A recent survey we conducted found that young men begin dating much later than they used to. Close to half of Gen Z men report not having had a significant other at any point during their teenage years while four out of five men over 65 say they did. Online, the models for male dating behavior are worse, featuring misogynistic posts about being an alpha male or advice from pick-up artists about ways to exploit female psychology.
In one important way, young men and women are confronting the same problem in dating: uncertainty. The purpose of dating is less clear than it once was. Marriage is less of an immediate goal for many young people, and parenthood is much more of an open question. A recent Pew poll found that young men are more interested in becoming parents than young women. And young women express greater distrust of marriage, an institution they believe furthers the interests of men at the expense of women.
The process is more confusing as well. Dating rules are less well established and more subjective, especially online. Many women are forced to repeatedly establish boundaries for the strangers they are dating.

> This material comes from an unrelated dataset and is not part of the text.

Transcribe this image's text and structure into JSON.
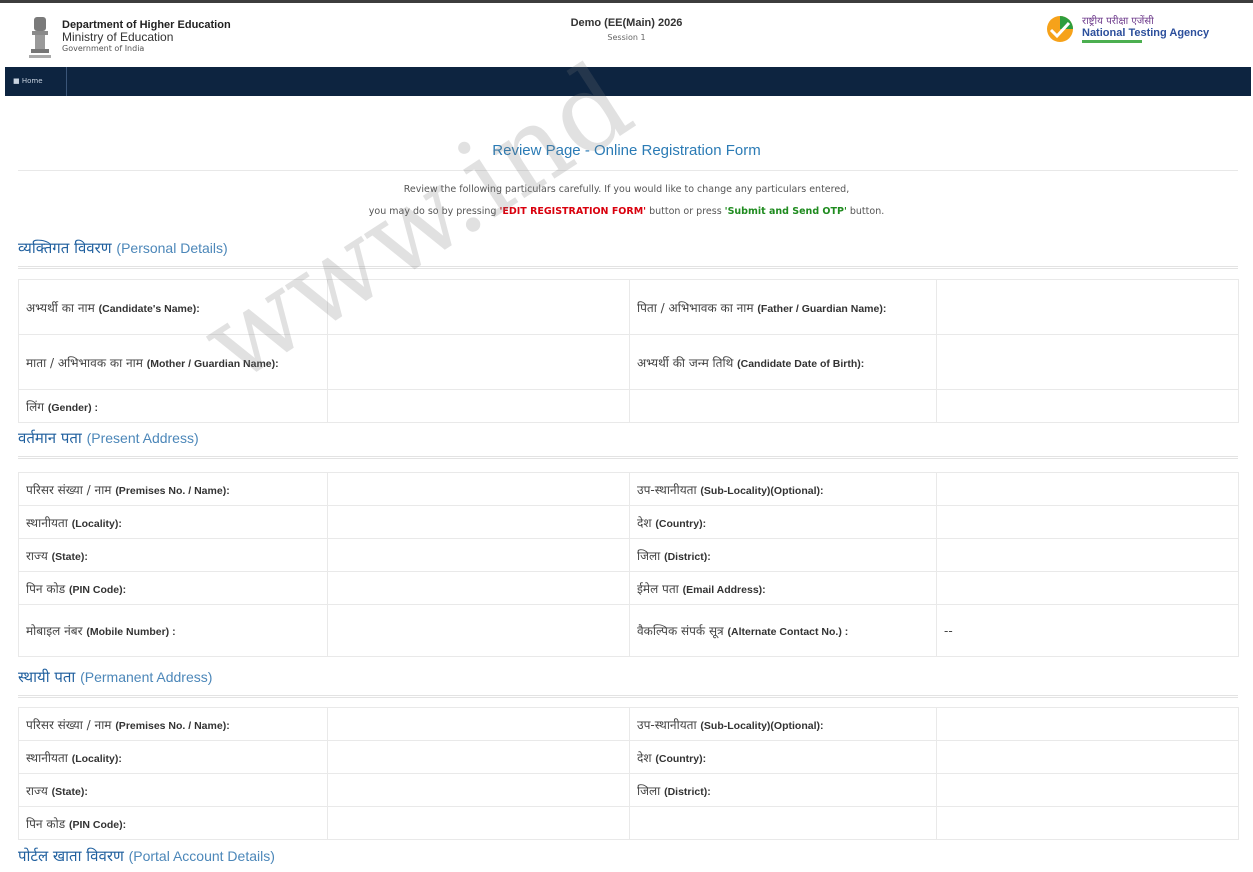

In an interview with Time, a 26-year-old young woman explained: “I find myself constantly setting boundaries due to the normalization of hookup culture by apps.”

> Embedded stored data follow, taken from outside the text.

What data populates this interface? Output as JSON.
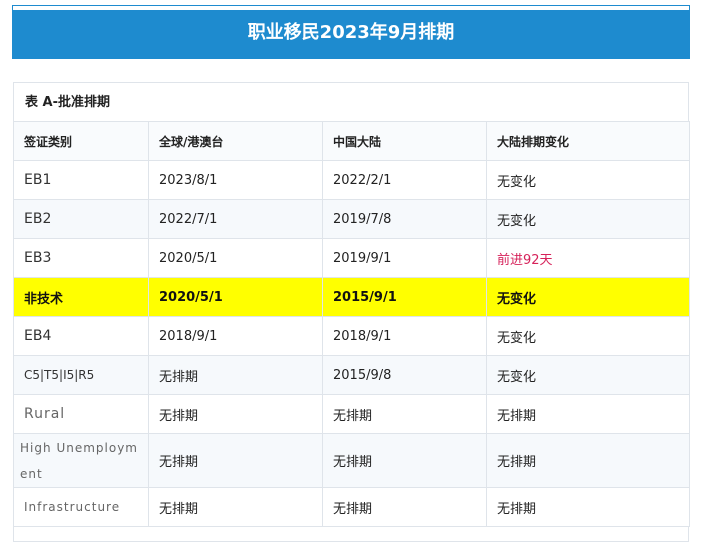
{
  "banner": {
    "title": "职业移民2023年9月排期"
  },
  "table": {
    "caption": "表 A-批准排期",
    "headers": [
      "签证类别",
      "全球/港澳台",
      "中国大陆",
      "大陆排期变化"
    ],
    "rows": [
      {
        "category": "EB1",
        "global": "2023/8/1",
        "china": "2022/2/1",
        "change": "无变化"
      },
      {
        "category": "EB2",
        "global": "2022/7/1",
        "china": "2019/7/8",
        "change": "无变化"
      },
      {
        "category": "EB3",
        "global": "2020/5/1",
        "china": "2019/9/1",
        "change": "前进92天"
      },
      {
        "category": "非技术",
        "global": "2020/5/1",
        "china": "2015/9/1",
        "change": "无变化"
      },
      {
        "category": "EB4",
        "global": "2018/9/1",
        "china": "2018/9/1",
        "change": "无变化"
      },
      {
        "category": "C5|T5|I5|R5",
        "global": "无排期",
        "china": "2015/9/8",
        "change": "无变化"
      },
      {
        "category": "Rural",
        "global": "无排期",
        "china": "无排期",
        "change": "无排期"
      },
      {
        "category": "High Unemployment",
        "global": "无排期",
        "china": "无排期",
        "change": "无排期"
      },
      {
        "category": "Infrastructure",
        "global": "无排期",
        "china": "无排期",
        "change": "无排期"
      }
    ]
  },
  "colors": {
    "banner_bg": "#1e8bcf",
    "highlight_row": "#ffff00",
    "advance_text": "#d6225a"
  }
}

Bumble seems to be doubling down on technology-focused solutions while ignoring the growing gender divide emerging in American culture. The company’s recent billboard campaign aimed at encouraging women not to give up on dating has been widely condemned on social media. One billboard message, “A Vow of Celibacy is Not the Answer,” provoked considerable blowback. On her YouTube channel, Valerie Emanuel called the billboard message “pathetic and desperate” and “offensive to women.” TikTok user Chey suggested that the ad campaign was “incredibly tone-deaf” and should have targeted men. She asked why the ad team at Bumble ignored the “cultural tensions” between men and women: “Why should women even want to date men?”
Technology cannot solve problems that are rooted in social or cultural differences. But it can create new ones. Invariably, the people who will be most attracted to these AI chatbots, whether for friendship or romantic companionship, are the very people who would most benefit from social experiences with real people and who are most averse to them. I don’t believe AI will enslave us or develop robots to destroy humanity; rather, my fear is that it will reduce our capacity and desire for human connection. In fact, it’s already happening. Replika, an app that supplies digital romantic partners, had 10 million users in 2022, a 35-percent increase over the previous year.
There is no algorithmic secret sauce that will make online dating better, but there are a lot of ways to make it worse. Today, more users treat it as a necessary evil. But it wasn’t that long ago that people heralded the incredible potential of online dating. Today, a growing share of single young women and young men are deciding that romantic relationships or marriage might simply not be worth it.
On social media, more women fed up with negative dating experiences are embracing the 4B movement. Started in South Korea, the movement aims to challenge the country’s patriarchal culture by encouraging women to avoid getting married, having children, dating, and sex, words that in Korean language all begin with the letter “B.” In the US, the 4B movement serves as a rallying cry, but, as more young women boycott dating and men in the process, it may transform into a lifestyle.